Serena Mao
As social creatures, humans commonly feel the need to tell others about their problems or struggles. Indeed, it feels almost claustrophobic and uncomfortable to keep our emotions bottled up. However, the necessity to share our experiences necessitates the existence of another person to listen to our rants.
Unfortunately, comforting others during their darkest times can be difficult. It is a constant struggle to figure out what best to say to another to moderate their negative emotions. Although it can seem simple to just act as someone who “listens,” doing so feels inadequate as the listener contributes very little value to the conversation.
As a result, many choose to directly attack the source of the anger or sadness, explaining that such a situation does not warrant such a strong reaction. They may tell the person to put things in perspective, or that “things could have been worse.” To be fair, many of these statements are true. Things can always be worse than they are, meaning that comparatively, one should not be too devastated.

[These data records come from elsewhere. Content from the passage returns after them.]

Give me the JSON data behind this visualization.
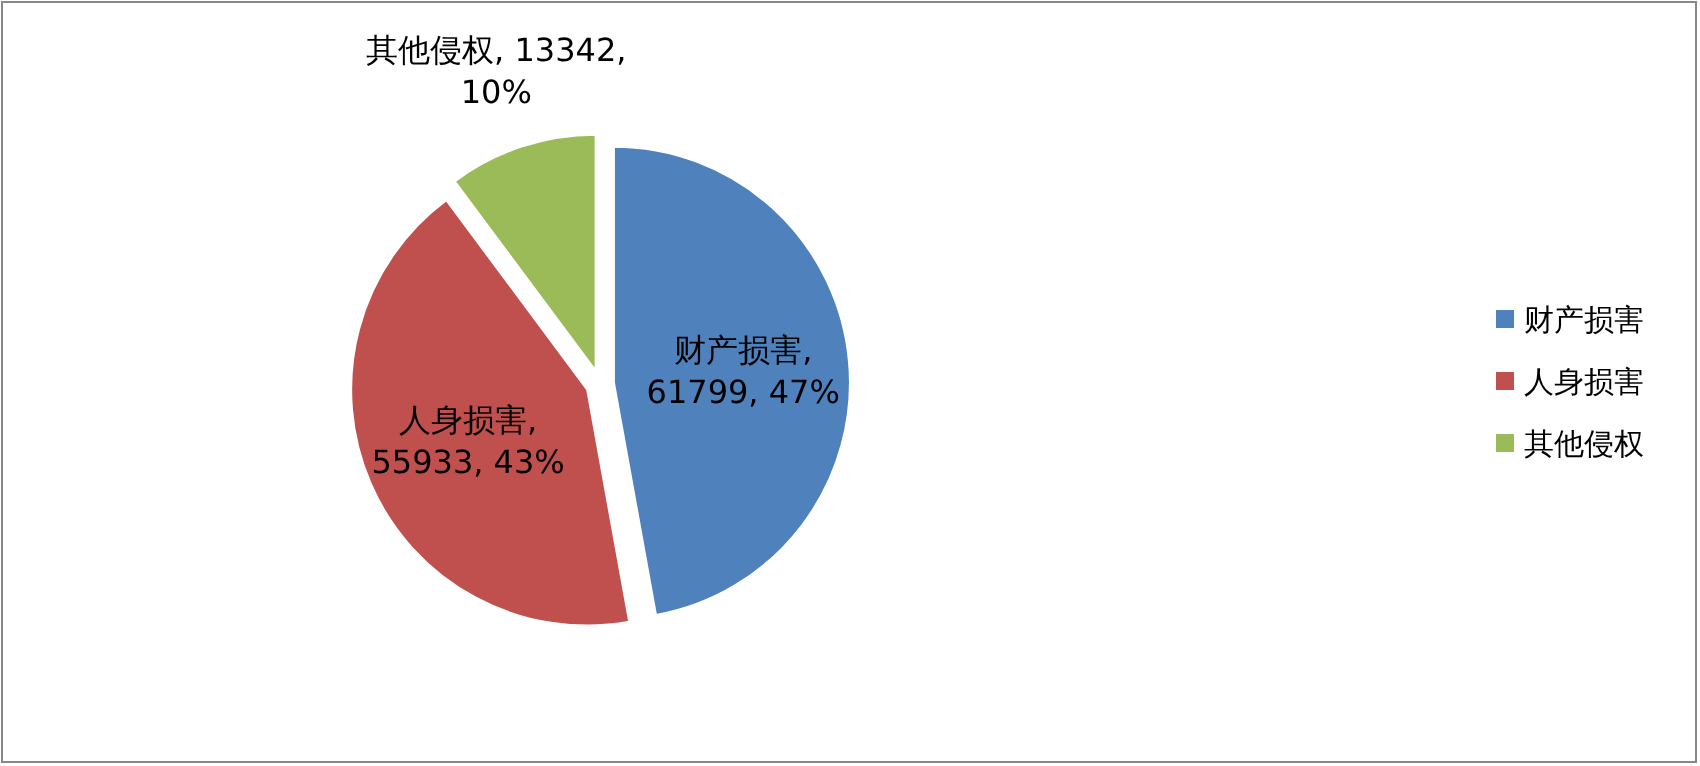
{
  "chart_data": {
    "type": "pie",
    "categories": [
      "财产损害",
      "人身损害",
      "其他侵权"
    ],
    "values": [
      61799,
      55933,
      13342
    ],
    "colors": [
      "#4f81bd",
      "#c0504d",
      "#9bbb59"
    ],
    "value_labels": [
      "财产损害,\n61799, 47%",
      "人身损害,\n55933, 43%",
      "其他侵权, 13342,\n10%"
    ],
    "legend": "right"
  }
}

Ultimately, though, such statements that invalidate others’ emotions are ineffective and rather counterproductive. Even though it is important not to rile them up excessively, it is also necessary to be careful about dismissing their emotions without considering their feelings from their point of view. Of course, there will always be those that complain about a completely outrageous grievance, in which case it is justified to call them out. In the vast majority of cases, though, people just want someone to validate their emotions, generating a catharsis that allows them to move on from their feelings sooner. Overall, instead of explaining how another’s situation isn’t as bad as they are interpreting it, we should look at the circumstances from their point of view and understand why they feel as they are feeling.